Your Paper has been Accepted, Rejected, or whatever: Automatic Generation of Scientific Paper Reviews




Alberto Bartoli, Andrea De Lorenzo, Eric Medvet, Fabiano Tarlao


International Cross Domain Conference and Workshop (CD-ARES), held in Salzburg (Austria)



Links and material:

Abstract #

Peer review is widely viewed as an essential step for ensuring scientific quality of a work and is a cornerstone of scholarly publishing. On the other hand, the actors involved in the publishing process are often driven by incentives which may, and increasingly do, undermine the quality of published work, especially in the presence of unethical conduits. In this work we investigate the feasibility of a tool capable of generating fake reviews for a given scientific paper automatically. While a tool of this kind cannot possibly deceive any rigorous editorial procedure, it could nevertheless find a role in several questionable scenarios and magnify the scale of scholarly frauds.A key feature of our tool is that it is built upon a small knowledge base, which is very important in our context due to the difficulty of finding large amounts of scientific reviews. We experimentally assessed our method with tens of human subjects. We presented to these subjects a mix of genuine and machine generated reviews and we measured the ability of our proposal to actually deceive subjects judgment. The results highlight the ability of our method to produce reviews that often look credible and may subvert the decision.

Media coverage #

Examples of generated review #

For the paper Detecting Android Malware using Sequences of System Calls:

This paper proposes a system to detect artifacts based on network related information. However, i am curious about the observation (shown in killer 1b) that sv and dc appear more similar to each other ‘after driver’ despite having never played recorder-to-head (as far as we are told). It would be good if you can also talk about the importance of establishing some good shared benchmarks.

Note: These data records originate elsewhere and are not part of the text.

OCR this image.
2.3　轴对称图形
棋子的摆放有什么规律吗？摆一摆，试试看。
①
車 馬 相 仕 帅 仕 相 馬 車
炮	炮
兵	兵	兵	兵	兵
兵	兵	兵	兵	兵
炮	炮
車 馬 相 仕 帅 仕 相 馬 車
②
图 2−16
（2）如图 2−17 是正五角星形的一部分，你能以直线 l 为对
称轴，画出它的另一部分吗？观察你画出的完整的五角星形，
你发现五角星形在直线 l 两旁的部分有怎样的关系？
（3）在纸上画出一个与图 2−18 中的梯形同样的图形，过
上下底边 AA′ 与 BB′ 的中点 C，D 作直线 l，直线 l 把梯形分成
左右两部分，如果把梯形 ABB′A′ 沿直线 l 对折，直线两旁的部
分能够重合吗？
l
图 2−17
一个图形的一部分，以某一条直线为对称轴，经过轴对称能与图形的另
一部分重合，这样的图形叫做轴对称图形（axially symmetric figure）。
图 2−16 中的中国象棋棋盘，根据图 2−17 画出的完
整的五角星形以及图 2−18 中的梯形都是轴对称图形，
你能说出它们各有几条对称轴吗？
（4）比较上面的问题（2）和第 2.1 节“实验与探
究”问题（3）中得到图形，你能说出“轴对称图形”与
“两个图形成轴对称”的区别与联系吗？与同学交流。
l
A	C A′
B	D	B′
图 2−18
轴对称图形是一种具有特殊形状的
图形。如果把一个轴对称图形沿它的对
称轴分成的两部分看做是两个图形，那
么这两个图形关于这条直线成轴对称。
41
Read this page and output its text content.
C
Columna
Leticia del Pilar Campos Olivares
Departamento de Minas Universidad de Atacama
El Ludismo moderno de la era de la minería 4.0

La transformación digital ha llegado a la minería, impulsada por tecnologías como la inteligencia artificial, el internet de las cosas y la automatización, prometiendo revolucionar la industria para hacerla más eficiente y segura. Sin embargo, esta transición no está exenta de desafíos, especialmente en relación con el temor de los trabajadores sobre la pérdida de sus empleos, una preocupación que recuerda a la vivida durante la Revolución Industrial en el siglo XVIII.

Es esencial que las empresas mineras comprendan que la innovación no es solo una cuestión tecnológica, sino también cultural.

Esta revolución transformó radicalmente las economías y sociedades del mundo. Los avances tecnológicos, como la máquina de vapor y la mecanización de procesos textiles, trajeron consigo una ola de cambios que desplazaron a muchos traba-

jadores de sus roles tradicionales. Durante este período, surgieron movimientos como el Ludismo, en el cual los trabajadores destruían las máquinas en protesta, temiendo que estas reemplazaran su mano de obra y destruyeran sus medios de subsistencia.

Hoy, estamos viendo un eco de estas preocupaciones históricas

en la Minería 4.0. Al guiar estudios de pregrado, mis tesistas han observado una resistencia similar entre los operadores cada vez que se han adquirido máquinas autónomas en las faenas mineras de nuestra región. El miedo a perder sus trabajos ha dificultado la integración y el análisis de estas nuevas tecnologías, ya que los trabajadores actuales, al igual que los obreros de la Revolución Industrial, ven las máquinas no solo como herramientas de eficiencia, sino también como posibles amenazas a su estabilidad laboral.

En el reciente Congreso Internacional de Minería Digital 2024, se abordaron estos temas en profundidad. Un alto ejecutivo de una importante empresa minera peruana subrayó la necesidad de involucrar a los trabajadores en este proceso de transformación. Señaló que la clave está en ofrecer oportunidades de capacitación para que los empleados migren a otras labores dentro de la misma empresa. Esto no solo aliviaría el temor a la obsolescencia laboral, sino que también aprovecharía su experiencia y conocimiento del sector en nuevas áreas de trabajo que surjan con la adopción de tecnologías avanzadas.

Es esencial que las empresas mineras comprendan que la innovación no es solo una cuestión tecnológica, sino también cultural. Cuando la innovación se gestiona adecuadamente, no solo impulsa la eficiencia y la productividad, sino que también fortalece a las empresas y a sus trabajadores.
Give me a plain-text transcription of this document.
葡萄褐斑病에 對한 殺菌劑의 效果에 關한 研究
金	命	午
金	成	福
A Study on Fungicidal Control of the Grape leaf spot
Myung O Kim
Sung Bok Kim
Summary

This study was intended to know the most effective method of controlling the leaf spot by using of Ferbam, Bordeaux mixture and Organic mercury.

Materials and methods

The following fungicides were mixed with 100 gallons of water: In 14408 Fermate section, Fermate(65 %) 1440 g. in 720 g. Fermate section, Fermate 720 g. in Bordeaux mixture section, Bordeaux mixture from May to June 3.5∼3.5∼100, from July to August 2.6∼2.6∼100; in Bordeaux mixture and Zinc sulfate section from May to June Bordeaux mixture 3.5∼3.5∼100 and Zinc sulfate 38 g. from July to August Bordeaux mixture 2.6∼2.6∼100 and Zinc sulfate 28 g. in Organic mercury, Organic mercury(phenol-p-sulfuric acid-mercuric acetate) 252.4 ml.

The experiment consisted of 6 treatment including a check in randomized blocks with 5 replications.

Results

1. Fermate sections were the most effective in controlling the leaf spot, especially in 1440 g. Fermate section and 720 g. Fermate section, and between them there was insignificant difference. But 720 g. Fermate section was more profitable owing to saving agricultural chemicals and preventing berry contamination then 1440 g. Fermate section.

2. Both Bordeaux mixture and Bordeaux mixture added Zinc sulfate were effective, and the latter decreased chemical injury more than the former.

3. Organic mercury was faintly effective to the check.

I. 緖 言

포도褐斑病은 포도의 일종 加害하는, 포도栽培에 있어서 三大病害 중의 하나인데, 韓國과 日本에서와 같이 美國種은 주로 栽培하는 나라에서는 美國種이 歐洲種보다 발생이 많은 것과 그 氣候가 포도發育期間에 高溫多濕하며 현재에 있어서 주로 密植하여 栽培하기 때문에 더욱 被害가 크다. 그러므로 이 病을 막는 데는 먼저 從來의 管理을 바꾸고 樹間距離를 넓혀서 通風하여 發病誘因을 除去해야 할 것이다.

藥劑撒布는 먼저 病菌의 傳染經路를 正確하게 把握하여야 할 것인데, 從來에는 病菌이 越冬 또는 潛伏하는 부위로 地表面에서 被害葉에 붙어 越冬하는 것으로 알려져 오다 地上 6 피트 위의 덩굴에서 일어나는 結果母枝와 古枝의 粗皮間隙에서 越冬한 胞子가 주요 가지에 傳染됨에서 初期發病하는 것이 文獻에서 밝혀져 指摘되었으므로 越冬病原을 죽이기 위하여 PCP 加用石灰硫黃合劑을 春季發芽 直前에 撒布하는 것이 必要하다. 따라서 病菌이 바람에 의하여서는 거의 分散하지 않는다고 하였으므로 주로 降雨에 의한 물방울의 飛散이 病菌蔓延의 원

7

For the paper Publication Venue Recommendation based on Paper Abstract

The submission describes a system (a fairly complicated one) which attempts to learn lexical edges from positive and negative examples. However, as there is only one method from both movies tested, it could as well be only these two instances that behave differently than all others. It would be useful to identify key assumptions in the modeling to which the predictions are sensitive yet uncertainty is high as im research assignments.